Generates pytrec_eval qrels and runs from given batch.

Example usage:

>>> import json
>>> import torch
>>> import pytrec_eval
>>> from pytorchltr.evaluation.trec import generate_pytrec_eval
>>> scores = torch.tensor([[1.0, 0.0, 1.5], [1.5, 0.2, 0.5]])
>>> relevance = torch.tensor([[0, 1, 0], [0, 1, 1]])
>>> n = torch.tensor([3, 3])
>>> qrel, run = generate_pytrec_eval(scores, relevance, n)
>>> evaluator = pytrec_eval.RelevanceEvaluator(qrel, {'map', 'ndcg'})
>>> print(json.dumps(evaluator.evaluate(run), indent=1))
{
 "q0": {
  "map": 0.3333333333333333,
  "ndcg": 0.5
 },
 "q1": {
  "map": 0.5833333333333333,
  "ndcg": 0.6934264036172708
 }
}
Parameters
  • scores (FloatTensor) – A FloatTensor of size (batch_size, list_size) indicating the scores of each document.

  • relevance (LongTensor) – A LongTensor of size (batch_size, list_size) indicating the relevance of each document.

  • n (LongTensor) – A LongTensor of size (batch_size) indicating the number of docs per query.

  • qids (Optional[LongTensor]) – A LongTensor of size (batch_size) indicating the qid of each query.

  • qid_offset (int) – An offset to increment all qids in this batch with. Only used if qids is None.

  • q_prefix (str) – A string prefix to add for query identifiers.

  • d_prefix (str) – A string prefix to add for doc identifiers.

Return type

Tuple[Dict[str, Dict[str, int]], Dict[str, Dict[str, float]]]

Returns

A tuple containing a qrel dict and a run dict.

References

JSS17

Thorsten Joachims, Adith Swaminathan, and Tobias Schnabel. Unbiased learning-to-rank with biased feedback.

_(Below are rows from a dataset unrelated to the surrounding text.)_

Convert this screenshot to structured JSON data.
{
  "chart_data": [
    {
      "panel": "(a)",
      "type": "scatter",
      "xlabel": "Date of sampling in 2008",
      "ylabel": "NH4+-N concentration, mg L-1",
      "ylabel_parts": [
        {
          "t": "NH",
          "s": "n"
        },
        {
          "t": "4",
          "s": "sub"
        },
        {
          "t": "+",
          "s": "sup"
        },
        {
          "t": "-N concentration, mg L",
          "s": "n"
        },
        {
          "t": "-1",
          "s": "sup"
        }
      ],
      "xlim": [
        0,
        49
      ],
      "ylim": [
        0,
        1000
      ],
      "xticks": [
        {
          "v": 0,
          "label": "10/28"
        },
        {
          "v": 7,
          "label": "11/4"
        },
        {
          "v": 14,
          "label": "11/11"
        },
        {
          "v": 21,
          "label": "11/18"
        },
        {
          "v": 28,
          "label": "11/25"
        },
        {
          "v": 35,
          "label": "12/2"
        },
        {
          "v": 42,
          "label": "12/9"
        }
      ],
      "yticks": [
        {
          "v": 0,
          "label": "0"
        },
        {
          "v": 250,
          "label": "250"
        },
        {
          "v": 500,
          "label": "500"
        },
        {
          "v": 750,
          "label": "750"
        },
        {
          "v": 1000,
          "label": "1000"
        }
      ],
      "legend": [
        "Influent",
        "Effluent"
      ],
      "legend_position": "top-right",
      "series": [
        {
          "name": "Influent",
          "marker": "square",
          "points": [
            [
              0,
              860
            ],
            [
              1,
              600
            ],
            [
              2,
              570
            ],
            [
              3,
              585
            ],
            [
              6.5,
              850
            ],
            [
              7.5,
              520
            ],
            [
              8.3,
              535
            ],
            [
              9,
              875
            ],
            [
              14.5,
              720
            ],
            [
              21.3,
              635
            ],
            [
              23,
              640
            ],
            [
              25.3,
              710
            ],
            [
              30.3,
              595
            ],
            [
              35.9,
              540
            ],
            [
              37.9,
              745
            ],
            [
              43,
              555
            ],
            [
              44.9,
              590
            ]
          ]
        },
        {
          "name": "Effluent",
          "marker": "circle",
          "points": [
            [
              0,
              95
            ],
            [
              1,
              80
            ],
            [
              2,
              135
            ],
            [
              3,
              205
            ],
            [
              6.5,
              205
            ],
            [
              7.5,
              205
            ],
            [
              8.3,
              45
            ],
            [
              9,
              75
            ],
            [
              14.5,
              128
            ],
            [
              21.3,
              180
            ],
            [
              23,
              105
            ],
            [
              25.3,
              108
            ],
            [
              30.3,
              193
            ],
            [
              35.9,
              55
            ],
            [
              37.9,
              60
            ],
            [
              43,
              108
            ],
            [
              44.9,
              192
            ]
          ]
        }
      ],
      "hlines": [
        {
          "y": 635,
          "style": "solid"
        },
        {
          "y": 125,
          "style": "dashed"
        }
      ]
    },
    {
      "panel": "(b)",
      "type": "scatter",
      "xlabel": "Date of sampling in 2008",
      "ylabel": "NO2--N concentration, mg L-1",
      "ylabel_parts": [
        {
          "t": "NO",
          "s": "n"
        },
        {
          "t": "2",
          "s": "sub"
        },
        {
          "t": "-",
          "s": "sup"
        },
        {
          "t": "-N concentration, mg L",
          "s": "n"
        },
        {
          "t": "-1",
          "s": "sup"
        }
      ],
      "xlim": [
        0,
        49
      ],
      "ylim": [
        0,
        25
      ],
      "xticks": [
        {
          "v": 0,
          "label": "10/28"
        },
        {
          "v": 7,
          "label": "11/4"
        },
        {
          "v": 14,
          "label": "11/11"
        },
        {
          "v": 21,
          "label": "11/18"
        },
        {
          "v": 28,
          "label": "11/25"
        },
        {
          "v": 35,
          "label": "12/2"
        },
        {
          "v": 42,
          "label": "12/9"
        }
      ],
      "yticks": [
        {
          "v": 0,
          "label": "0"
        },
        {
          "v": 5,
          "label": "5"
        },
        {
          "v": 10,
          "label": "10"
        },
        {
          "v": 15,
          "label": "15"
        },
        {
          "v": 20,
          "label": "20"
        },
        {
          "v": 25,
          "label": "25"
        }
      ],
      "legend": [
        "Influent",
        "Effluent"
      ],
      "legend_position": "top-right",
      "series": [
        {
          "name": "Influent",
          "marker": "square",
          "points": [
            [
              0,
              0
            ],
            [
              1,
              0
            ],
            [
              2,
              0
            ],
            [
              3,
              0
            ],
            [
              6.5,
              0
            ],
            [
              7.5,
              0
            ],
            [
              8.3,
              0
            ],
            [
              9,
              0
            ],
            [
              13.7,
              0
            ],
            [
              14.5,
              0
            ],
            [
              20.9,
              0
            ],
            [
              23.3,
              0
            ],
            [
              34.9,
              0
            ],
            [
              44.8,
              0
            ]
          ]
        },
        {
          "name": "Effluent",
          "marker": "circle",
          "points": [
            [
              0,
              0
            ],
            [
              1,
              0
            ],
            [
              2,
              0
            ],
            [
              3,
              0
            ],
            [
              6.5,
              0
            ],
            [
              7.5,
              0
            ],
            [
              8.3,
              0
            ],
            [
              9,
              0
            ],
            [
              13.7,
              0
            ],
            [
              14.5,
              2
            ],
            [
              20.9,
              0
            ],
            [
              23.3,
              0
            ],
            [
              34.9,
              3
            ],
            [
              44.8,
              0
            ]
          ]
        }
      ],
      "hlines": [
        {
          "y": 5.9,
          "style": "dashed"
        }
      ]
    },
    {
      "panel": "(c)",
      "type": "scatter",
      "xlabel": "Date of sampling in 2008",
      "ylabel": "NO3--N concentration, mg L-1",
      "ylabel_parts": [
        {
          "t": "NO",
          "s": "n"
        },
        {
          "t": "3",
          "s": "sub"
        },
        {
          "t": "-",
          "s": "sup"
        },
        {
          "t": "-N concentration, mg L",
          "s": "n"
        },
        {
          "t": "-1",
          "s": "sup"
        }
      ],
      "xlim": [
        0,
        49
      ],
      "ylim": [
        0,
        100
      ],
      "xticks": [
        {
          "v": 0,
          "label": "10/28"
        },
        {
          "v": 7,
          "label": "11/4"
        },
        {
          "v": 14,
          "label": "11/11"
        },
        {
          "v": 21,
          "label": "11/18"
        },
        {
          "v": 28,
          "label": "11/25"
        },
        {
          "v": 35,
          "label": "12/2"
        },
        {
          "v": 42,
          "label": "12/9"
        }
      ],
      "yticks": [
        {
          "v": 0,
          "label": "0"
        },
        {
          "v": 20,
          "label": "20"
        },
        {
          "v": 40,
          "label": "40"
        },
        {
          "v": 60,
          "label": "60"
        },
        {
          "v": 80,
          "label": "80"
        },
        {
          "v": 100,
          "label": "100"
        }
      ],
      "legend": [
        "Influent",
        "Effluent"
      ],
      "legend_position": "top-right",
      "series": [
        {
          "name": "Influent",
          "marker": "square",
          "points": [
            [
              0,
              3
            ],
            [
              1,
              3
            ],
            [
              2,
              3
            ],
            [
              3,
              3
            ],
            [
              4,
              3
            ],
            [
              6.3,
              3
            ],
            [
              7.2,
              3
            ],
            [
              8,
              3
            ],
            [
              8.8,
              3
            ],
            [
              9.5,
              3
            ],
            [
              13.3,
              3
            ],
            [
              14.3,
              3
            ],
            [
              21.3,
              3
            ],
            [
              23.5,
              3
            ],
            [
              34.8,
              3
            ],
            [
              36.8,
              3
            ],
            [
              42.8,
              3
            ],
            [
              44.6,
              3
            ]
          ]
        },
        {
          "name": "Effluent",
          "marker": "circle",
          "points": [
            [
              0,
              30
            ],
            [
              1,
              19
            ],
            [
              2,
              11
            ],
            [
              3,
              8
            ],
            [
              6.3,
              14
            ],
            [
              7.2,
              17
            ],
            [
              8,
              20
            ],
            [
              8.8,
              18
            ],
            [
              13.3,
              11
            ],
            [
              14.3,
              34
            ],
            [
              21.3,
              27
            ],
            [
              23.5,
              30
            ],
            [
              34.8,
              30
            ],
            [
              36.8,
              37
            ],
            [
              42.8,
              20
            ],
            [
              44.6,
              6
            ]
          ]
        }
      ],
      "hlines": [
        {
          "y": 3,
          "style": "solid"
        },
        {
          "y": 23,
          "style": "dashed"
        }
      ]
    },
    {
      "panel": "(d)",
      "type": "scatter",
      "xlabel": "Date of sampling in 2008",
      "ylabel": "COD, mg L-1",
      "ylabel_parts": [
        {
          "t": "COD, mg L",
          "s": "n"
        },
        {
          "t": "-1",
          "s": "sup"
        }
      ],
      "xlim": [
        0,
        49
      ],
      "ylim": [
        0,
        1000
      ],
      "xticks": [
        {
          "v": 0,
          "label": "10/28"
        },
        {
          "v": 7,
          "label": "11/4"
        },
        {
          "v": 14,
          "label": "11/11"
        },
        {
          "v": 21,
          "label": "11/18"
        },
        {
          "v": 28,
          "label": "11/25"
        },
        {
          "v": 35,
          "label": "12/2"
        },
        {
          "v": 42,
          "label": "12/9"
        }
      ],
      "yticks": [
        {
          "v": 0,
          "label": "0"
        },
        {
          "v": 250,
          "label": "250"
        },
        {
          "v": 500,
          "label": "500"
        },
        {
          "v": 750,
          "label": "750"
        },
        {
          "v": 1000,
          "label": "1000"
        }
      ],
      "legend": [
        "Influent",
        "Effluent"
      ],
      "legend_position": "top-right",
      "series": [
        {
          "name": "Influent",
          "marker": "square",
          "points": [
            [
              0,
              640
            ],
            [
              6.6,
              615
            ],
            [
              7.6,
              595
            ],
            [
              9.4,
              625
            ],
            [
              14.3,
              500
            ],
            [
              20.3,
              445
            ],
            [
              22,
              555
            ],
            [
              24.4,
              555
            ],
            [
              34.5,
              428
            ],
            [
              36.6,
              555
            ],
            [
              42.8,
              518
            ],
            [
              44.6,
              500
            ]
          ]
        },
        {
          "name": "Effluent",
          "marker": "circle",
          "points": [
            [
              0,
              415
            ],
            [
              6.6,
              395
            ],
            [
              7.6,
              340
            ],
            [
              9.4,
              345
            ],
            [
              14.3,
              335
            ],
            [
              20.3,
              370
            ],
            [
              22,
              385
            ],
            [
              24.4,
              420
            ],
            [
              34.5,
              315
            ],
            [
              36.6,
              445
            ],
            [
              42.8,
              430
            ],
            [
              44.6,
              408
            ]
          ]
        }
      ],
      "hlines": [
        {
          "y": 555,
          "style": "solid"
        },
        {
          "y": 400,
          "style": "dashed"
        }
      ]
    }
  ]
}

In Proceedings of the Tenth ACM International Conference on Web Search and Data Mining, WSDM ’17, 781–789. New York, NY, USA, 2017. Association for Computing Machinery. doi:10.1145/3018661.3018699.

JK02

Kalervo Järvelin and Jaana Kekäläinen. Cumulated gain-based evaluation of ir techniques. ACM Trans. Inf. Syst., 20(4):422–446, October 2002. doi:10.1145/582415.582418.

VR18

Christophe Van Gysel and Maarten de Rijke. Pytrec_eval: an extremely fast python interface to trec_eval. In The 41st International ACM SIGIR Conference on Research & Development in Information Retrieval, SIGIR ’18, 873–876. New York, NY, USA, 2018. Association for Computing Machinery. doi:10.1145/3209978.3210065.